Zeki Demirkubuz imzalı bir beyazperde başyapıtı Masumiyet. Masumiyet’e bir film demek gerçekten yetersiz kalıyor. Çünkü aslında filmden çok, bir tokat olarak düşünülürse hiç de tuhaf olmaz. Vazgeçilmişlikler, güçlenişler, kabullenişler ve boş verilmişliklerin hikâyesi… Masumiyetini bir şekilde kaybetmiş üç karakterin çevresinde dönüyor Zeki Demirkubuz… Hayattaki yenilgilere doymayan, daha çok ve daha iyi yenilmek üzere çabalayan insanları izliyoruz adeta.
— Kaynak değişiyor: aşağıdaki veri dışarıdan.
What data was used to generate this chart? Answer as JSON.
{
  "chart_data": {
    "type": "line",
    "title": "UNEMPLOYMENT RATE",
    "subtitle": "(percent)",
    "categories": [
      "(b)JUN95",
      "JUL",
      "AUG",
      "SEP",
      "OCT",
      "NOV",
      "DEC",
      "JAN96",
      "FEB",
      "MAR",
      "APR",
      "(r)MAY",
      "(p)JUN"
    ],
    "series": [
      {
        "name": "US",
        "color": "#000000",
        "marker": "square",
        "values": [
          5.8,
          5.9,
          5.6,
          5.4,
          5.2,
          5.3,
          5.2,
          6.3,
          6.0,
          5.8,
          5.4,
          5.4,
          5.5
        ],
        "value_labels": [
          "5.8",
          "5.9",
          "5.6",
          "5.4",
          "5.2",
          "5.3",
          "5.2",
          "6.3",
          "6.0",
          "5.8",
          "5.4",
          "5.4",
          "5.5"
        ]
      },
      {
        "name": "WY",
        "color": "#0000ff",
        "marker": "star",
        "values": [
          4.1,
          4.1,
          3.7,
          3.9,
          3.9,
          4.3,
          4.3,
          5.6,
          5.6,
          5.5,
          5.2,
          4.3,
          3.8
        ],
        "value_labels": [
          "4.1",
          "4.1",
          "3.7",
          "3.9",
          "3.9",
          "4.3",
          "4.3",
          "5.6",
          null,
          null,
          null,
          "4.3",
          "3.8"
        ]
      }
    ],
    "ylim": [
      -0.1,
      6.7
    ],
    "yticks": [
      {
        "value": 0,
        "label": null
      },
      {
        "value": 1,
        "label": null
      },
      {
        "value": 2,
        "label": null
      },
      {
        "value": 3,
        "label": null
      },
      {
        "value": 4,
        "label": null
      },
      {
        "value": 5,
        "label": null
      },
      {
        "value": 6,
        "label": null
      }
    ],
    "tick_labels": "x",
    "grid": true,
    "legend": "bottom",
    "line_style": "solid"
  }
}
Kendi masumiyetlerine ulaşmak için suyun üstüne yüzmeye çalışan, ama her seferinde daha çok su yutup, daha derine batan insanlar… Derya Alabora, Haluk Bilginer ve Güven Kıraç üçlüsünün adeta oyunculuk dersi veren performansları, film boyu tuttuğunuz nefesi geri verdirmeyen finaliyle; karanlık, acıklı, hüzünlü ama asla duygu sömürüsü yapmayan, bir yenilme ve daha çok yenilme halini anlatıyor…
Olay aslında Yusuf adlı karakter etrafında örgülendiyse de hikâyemiz Uğur(Derya Alabora)’un yani bir hayat kadının hikâyesi. İlk bakışta yargılanabilen, fazla sert ve boşvermiş, oldukça profesyonel ve soğukkanlı, fazla sürünmesini kendine borçlu olan, toplumda namussuz olarak yaftalanabilecek bir karakter. Hayatta nasıl ki kişileri konumlandırmada bir takım şeyler insanoğluna tuzak oluyorsa, Uğur’u tanımlamak için tüm bu izlediklerimiz de öyle bir tuzak. Gerçek Uğur son derece bilge bir kadın aslına bakarsanız. Aşk için bu kadar eziyet çekip çektirdikten sonra, bilgeliği pisliğin tam ortasında ve kader çizgisinin üzerinde yürürken bulmuş bir kadın . Aynı şekilde bu hayat yorgunu hal Bekir (Haluk Bilginer) için de geçerli. Peşinden sürekli gittiği kadının niçin sürekli gittiğini bilmeden; o da sürükleniyor hayat çemberinde adeta. Aşık olduğu kadını başkalarıyla paylaşmaya razı olmaya yaklaşacak kadar “aşırı” bir sevginin peşinde bütün hayatını mahvetmiş. Sahiplenmemeyi tam olarak becerememiş; ama en azından bunu denemiş bir adam. Aşkın tüm dünyayı değiştirme olgusu kimilerine imkânsız, fazla mecnunca gelebilir. Bu film bize bunun gayet doğal ve romantizmden uzak olarak gerçekleşebileceğini çok iyi anlatıyor. Yusuf(Güven Kıraç), filmin başından sonuna kadar masum olarak tanımlansa da seyircinin gözünde, aralarındaki en büyük suçu işleyen o. Ruhunun deneyimsizliğinden dolayı ilk gördüğü yaralı ruha aşık olma hali var Yusuf’ta. “Abla, ben sana aşık oldum.” derken adeta ben niyeti bozdum diyen karakter gerçekten hayatta uzak durulması gereken bir tutarsızlık içerisinde.
Peki, filmin adı neden masumiyet, burada herkes suçlu demeyin. Çünkü asıl masumiyet, Çilem… Çilem Uğur’un sağır ve dilsiz minik yavrusu. Başkalarının hatalarından dolayı sessiz bir hayata mahkûm edilen bu ufak çocuk, aslında bir bakıma çok şanslı değil mi sizce de? Çevresinde olan biteni duymayışı ve bilmeyişi onu kötülüklerden korumaya yeterli sonuç olarak.
Son olarak belirtmeliyim ki Masumiyet sonunda “Kader,gördün mü?” dedirten bir başyapıt. Hayattan hiçbir beklentisi olmayan bu insanları bu kadar güzel betimleyen ve konuyu hiç sıkmadan bu kadar güzel işleyen başka bir film yok. Bir tane bile oyunculuk hatası bulamazsınız. Gerçekten çok başarılı, altında taşıdığı imzayı hak eden bir beyazperde harikası.